Известно, что среди тех, кто стал в новейшее время изображать полифонические отношения в искусстве, выдающееся место принадлежит Ф. М. Достоевскому. Смысловое излучение этого художественного и этического гения попытался сфокусировать своею концептуальной линзой М. М. Бахтин, в известной книге которого излагается литературоведческая и общеэстетическая «теория полифонического романа» [См.: Бахтин М. М. Проблемы поэтики Достоевского. 4-е изд. М., 1979 (предыдущие издания: 1929; 1963 – переработанное; 1972). Именно потому, что эта книга несомненно талантлива и во все возрастающей степени влиятельна, она заслуживает благодарной, но в то же время и взыскательной оценки с точки зрения сугубо философской ради возможностей развития общей теории диалектики в целом, диалектики творчества в частности Об этом речь пойдет ниже]. Как идейная посредница, эта книга дала важный толчок многообразным нынешним размышлениям и поискам, в особенности в областях психологии, педагогики, в философской проблематике человека и т.п. Однако в этом веянии следовало бы видеть разнопорядковые тенденции и мотивы, которые лучше построже отделить друг от друга и по-разному оценить их значение.

Дело в том, что как применительно к многоплановому, «полифоническому» роману, так и вообще в действительности, диалектически целостное и уравновешенное понимание предмета призвано обнимать собою одновременно, в их логической нерасторжимости, в их взаимном предполагании и множественность самостоятельных смысловых планов (субъект-но-личностных миров), и их гармоническую обьединенность, их единство. В этом заключается по-настоящему трудная, далекая от тривиальности, диалектическая проблема. Эта проблема принципиально выходит за горизонт возможностей такой концептуальной парадигмы диалектики, для которой высший тип единства и системной целостности есть тип органический и которая по сути своей есть логика снятия («монологика»). В самом деле, издревле знаменитый тезис «единство многообразия» – осуществим в горизонте органической диалектики (или логики снятия) исключительно и только в той ограниченной мере, в какой многообразие подчиняется единству и укладывается в его заранее установленные пределы-рамки, т. е. только как часть целого и как нечто снятое. Пределы-рамки безусловны, многообразие же – условно.

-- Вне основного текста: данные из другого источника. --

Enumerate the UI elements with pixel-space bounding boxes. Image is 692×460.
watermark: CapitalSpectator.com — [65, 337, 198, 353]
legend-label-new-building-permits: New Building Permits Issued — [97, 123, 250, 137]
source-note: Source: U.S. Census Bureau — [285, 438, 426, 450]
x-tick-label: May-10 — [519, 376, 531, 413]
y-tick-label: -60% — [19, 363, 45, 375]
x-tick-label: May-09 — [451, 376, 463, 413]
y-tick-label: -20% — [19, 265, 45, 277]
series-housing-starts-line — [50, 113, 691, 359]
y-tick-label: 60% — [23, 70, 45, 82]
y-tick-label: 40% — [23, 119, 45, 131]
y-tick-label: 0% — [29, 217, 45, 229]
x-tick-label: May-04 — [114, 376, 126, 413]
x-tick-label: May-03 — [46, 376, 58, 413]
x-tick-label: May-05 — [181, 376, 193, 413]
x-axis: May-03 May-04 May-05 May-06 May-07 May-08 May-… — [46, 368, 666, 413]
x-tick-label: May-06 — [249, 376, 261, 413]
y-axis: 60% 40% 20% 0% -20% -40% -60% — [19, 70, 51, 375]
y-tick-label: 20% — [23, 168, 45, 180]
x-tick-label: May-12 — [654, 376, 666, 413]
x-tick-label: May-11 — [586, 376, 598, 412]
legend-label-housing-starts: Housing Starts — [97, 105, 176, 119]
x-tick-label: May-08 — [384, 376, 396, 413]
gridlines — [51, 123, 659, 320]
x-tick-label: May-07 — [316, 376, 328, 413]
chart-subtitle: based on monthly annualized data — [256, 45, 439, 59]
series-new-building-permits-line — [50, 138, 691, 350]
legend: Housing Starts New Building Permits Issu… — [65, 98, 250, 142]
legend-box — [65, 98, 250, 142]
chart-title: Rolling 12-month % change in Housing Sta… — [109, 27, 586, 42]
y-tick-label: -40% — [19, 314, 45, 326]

Нечто своеобразное уместно внутри органической системы лишь в той мере, в какой оно уже выступает не само по себе, но как категорически лишенное своей собственной глубинной меры и сущности, своей целостности и центрированности, – оно переиначивается, перерабатывается и воспроизводится заново, получая уже снятую меру и сущность. приведенную в соответствие с заранее заданными условиями единства. Все, что не поддается низведению до части и до снятого момента, до функционального органа для изначального целого, все, что нарушает его единственность и органичность, подлежит отбрасыванию как неуместное и недопустимое. Только вся эта органическая система в Целом, в ее выдержанной монопарадигмальности, в единстве всех подчиненных ей содержаний и ее функциональных органов, детерминируемых из единой логической точки [«Это то общее освещение, в сферу действия которого попали все другие цвета и которое модифицирует их в их особенностях. Это – тот особый эфир, который определяет удельный вес всего того, что в нем имеется» (Маркс К., Энгельс Ф. Соч. Т. 46. Ч. 1. С. 43). Исторически же всякая органическая система обращается с чем бы то ни было, как со ступенями, ведущими к ней самой, т. е. под углом зрения освоимости (см. там же)], – в конечном счете только она одна и может притязать здесь быть субъектом своего саморазвития.

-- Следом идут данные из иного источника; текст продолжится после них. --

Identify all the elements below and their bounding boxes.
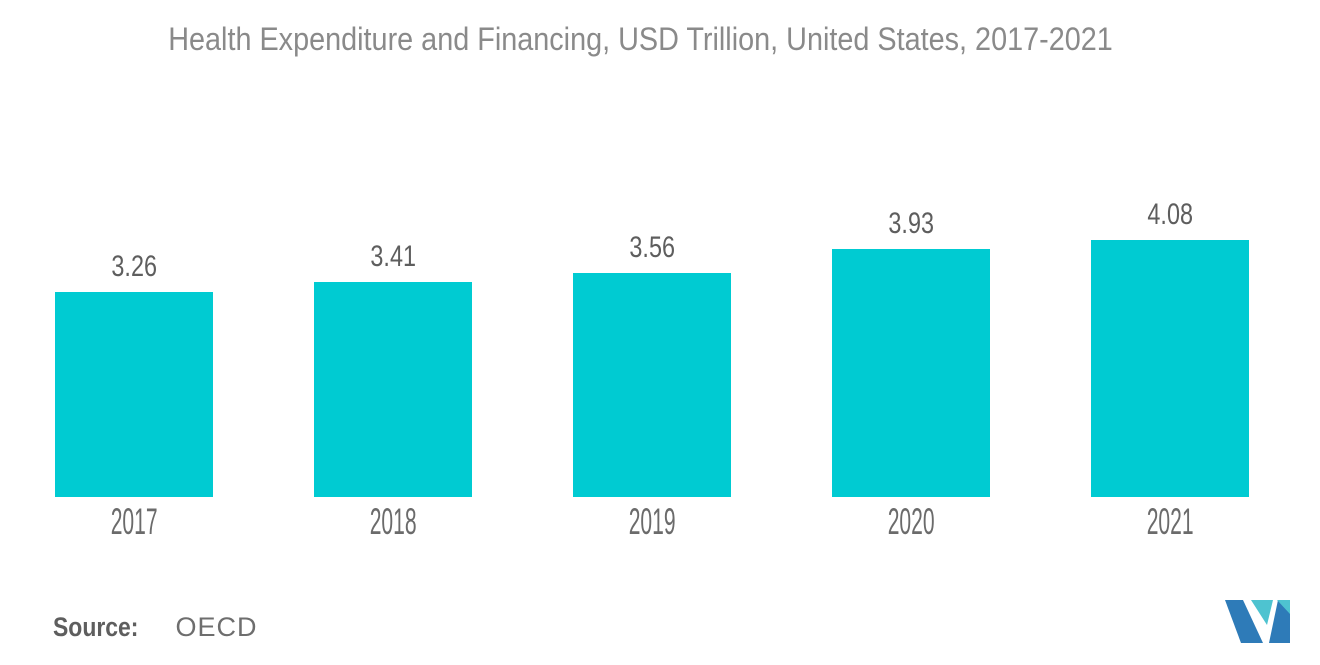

Иначе обстоит дело внутри гармонической системы. Участвующие в ней содержания сохраняют и даже развивают в себе несравнимо большее своеобразие – такое, которое остается нисколько не снятым и не обращенным в часть заранее установленного целого. Каждое содержание, напротив, обладает своей собственной целостностью и внутренней сосредоточенностью, или центрированностью, своей собственной внутренней мерой и сущностью, более того – своей собственной бесконечной перспективой саморазвития. Уникальный «цвет», присущий каждому содержанию, не гасится, не блекнет, не утопает в смысловом освещении из единственной смысловой точки, но каждый сам излучает себя из своей собственной точки – ради обогащения общей гармонии. Последняя представляет собой поэтому не одну единственную и предустановленную и парадигмальную рамку-предел, но непрерывно становящийся, вновь и вновь устанавливаемый живой синтез многих парадигм. Степень их своеобразия достаточно велика, чтобы дать возможность каждому содержанию быть субъектом своего саморазвития. Тогда как внутри органической системы субъектность у всякого входящего в него содержания подвергается неизбежной редукции к некоторым объектным, точнее – к объектно-вещным формам (например ролевым), – внутри системы гармонической (именно благодаря множественности парадигм в ней) такой редукции нет. Поэтому здесь возможны отношения между другими субъектами без преобладания, без привилегий, без монополии для одних и без отрицания других, а тем самым и первых. Полипарадигмальность порождает атмосферу, адекватную и самую подходящую для собственно межсубъектных отношений, т.е. таких, в которых каждый принят и которыми каждый оказывается всесторонне утверждаемым именно в качестве субъекта.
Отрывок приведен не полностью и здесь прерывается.